ColPali v1.2
Property | Value |
---|---|
License | MIT |
Base Model | PaliGemma-3B |
Paper | ColPali: Efficient Document Retrieval with Vision Language Models |
Primary Language | English |
What is colpali-v1.2?
ColPali v1.2 is an advanced visual document retrieval model that combines the power of PaliGemma-3B with ColBERT strategy for efficient document indexing. This version introduces significant improvements over its predecessor, including right padding for queries and deterministic projection layer initialization. The model processes both text and images, generating multi-vector representations for enhanced retrieval accuracy.
Implementation Details
The model is built on a sophisticated architecture that integrates SigLIP's visual capabilities with PaliGemma-3B's language understanding. It utilizes LoRA adapters with alpha=32 and r=32 on transformer layers, and implements an 8-bit optimizer for efficient training. The training process spans 5 epochs with enhanced warmup steps to prevent non-English language collapse.

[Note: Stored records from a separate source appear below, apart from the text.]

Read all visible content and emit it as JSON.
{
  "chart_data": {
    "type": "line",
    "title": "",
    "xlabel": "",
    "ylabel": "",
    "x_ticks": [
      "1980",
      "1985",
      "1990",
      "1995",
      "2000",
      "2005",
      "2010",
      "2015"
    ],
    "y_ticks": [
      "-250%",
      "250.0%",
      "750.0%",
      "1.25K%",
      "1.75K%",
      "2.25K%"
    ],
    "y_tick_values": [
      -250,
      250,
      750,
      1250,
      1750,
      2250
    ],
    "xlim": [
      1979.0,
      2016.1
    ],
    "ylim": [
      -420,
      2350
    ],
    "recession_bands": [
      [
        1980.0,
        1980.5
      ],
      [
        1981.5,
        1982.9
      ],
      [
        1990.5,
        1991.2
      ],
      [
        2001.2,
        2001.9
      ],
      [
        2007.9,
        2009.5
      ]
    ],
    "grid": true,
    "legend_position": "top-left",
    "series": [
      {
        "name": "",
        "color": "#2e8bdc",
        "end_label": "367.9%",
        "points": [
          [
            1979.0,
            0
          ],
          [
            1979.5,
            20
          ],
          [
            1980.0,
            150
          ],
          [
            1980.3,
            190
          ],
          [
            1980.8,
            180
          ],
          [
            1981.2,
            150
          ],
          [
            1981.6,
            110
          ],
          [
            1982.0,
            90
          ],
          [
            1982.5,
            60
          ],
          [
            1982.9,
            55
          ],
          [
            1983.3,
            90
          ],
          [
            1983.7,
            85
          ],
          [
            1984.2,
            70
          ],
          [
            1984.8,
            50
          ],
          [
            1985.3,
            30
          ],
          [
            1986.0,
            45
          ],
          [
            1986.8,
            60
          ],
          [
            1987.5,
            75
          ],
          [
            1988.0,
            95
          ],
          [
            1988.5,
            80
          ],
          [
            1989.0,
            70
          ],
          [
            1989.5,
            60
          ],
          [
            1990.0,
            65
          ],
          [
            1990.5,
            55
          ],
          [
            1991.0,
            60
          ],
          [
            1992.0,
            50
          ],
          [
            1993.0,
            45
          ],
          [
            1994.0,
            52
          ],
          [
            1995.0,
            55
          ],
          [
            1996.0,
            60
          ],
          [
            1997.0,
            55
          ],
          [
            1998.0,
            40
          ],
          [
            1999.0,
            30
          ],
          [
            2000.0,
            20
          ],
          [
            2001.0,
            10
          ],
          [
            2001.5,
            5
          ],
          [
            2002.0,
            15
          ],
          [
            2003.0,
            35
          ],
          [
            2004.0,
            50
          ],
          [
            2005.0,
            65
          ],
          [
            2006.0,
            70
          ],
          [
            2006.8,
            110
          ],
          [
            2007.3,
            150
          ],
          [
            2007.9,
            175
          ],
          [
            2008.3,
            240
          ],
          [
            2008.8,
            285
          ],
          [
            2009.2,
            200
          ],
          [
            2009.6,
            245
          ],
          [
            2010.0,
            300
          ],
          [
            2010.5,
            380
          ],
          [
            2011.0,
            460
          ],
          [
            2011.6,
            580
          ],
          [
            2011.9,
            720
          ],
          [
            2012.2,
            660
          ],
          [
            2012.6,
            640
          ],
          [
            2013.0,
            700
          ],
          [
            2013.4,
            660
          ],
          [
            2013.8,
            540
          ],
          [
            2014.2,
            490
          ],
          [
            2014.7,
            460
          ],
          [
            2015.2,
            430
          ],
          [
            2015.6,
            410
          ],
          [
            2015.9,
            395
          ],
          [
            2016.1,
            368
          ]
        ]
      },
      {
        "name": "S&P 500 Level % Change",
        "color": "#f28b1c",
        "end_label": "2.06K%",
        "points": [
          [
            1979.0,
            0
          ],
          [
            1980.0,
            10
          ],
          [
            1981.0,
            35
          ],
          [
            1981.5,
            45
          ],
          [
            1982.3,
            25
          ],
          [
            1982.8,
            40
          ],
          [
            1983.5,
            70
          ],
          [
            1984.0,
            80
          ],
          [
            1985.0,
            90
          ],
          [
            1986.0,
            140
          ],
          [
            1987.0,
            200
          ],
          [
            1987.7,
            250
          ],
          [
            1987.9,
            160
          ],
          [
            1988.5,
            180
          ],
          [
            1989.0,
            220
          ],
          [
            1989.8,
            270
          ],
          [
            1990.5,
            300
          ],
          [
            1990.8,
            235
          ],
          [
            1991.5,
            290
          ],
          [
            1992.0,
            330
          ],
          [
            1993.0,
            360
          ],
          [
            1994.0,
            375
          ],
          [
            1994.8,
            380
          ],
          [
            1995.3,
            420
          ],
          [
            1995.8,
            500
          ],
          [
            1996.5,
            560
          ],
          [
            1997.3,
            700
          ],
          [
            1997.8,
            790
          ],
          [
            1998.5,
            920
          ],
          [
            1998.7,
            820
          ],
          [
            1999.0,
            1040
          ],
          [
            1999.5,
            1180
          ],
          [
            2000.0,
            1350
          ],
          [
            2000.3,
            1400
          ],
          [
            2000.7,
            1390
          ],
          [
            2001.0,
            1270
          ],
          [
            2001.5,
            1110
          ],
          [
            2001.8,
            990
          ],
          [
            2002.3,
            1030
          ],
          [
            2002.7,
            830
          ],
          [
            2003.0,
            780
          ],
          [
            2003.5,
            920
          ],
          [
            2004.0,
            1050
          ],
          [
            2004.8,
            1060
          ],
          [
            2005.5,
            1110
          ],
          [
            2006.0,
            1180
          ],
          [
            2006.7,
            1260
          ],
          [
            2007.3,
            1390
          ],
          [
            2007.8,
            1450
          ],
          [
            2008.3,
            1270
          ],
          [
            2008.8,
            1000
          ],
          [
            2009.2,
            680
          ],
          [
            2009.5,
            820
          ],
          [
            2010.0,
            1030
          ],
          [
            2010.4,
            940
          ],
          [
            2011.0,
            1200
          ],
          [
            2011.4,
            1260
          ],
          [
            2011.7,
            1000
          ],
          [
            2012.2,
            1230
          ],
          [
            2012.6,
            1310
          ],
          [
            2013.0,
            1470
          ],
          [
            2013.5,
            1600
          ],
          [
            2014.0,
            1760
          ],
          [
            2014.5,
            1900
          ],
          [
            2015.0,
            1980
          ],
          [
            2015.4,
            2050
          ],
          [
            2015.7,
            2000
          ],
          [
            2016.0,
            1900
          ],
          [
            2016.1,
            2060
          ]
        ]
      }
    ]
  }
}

- Trained on 127,460 query-page pairs
- Uses bfloat16 format for computation
- Implements data parallelism across 8 GPUs
- Features a learning rate of 5e-5 with linear decay
Core Capabilities
- Efficient document indexing from visual features
- Multi-vector representations of text and images
- Zero-shot generalization potential to non-English languages
- Compatible with colpali-engine>=0.2.0
Frequently Asked Questions
Q: What makes this model unique?
The model's unique strength lies in its ability to map image patch embeddings through a language model, creating a unified latent space for both text and visual content. This enables superior document retrieval performance through the ColBERT interaction mechanism.
Q: What are the recommended use cases?
The model excels in PDF document retrieval tasks, particularly in academic and professional contexts where precise document matching is crucial. It's especially effective for English-language content but shows potential for cross-lingual applications.